The US remains central to this goal, despite recent slowdowns. Pop Mart has added more than a dozen stores there in the first five months of this year, according to News calculations based on company announcements, bringing its total to about 80. The company plans to have more than 100 in the US this year, including flagship stores at Times Square and Fifth Avenue in New York in the fourth quarter.

Expanding the Brand
While Pop Mart is looking to cultivate demand for characters like Skullpanda and Hirono to help diversify, billionaire CEO Wang Ning has described Labubu as a gold mine — highlighting the company’s focus on extracting more value from its viral hit.
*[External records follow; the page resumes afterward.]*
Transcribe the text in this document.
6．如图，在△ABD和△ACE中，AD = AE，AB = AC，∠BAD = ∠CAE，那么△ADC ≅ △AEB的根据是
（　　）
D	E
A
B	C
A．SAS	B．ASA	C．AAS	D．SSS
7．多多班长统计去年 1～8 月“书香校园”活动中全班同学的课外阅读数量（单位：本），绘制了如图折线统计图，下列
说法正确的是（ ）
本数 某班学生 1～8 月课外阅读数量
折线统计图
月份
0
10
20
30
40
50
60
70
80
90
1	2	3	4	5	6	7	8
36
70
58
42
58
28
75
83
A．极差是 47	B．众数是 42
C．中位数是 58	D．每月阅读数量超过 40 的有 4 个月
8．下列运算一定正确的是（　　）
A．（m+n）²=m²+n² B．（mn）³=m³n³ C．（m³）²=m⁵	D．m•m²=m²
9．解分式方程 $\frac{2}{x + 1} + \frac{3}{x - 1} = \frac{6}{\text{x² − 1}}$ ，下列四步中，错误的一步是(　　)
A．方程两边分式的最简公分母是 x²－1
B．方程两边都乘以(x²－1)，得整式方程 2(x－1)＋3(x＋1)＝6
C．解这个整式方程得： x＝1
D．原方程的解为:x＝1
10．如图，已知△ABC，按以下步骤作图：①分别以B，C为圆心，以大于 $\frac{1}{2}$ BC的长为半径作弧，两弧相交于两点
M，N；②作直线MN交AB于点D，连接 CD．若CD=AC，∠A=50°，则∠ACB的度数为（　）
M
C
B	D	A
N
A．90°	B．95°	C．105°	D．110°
The company is working with Sony Pictures Entertainment Inc. to create a Labubu movie, which Si says may be released as early as summer 2028. The monster characters will also appear at high-profile events this year, including the FIFA World Cup and the 100th Macy’s Thanksgiving Day Parade.
New Labubu releases are on the way as well. The company will launch a fresh series of the character and an artist collaboration in the second half.
“We are happy about the growth last year. We suffered, but we’re happy,” Si said. “Although things have somewhat reverted this year, it has given us stronger confidence. Once you’ve seen how big the opportunity is globally, it naturally drives greater conviction and a willingness to invest more resources.”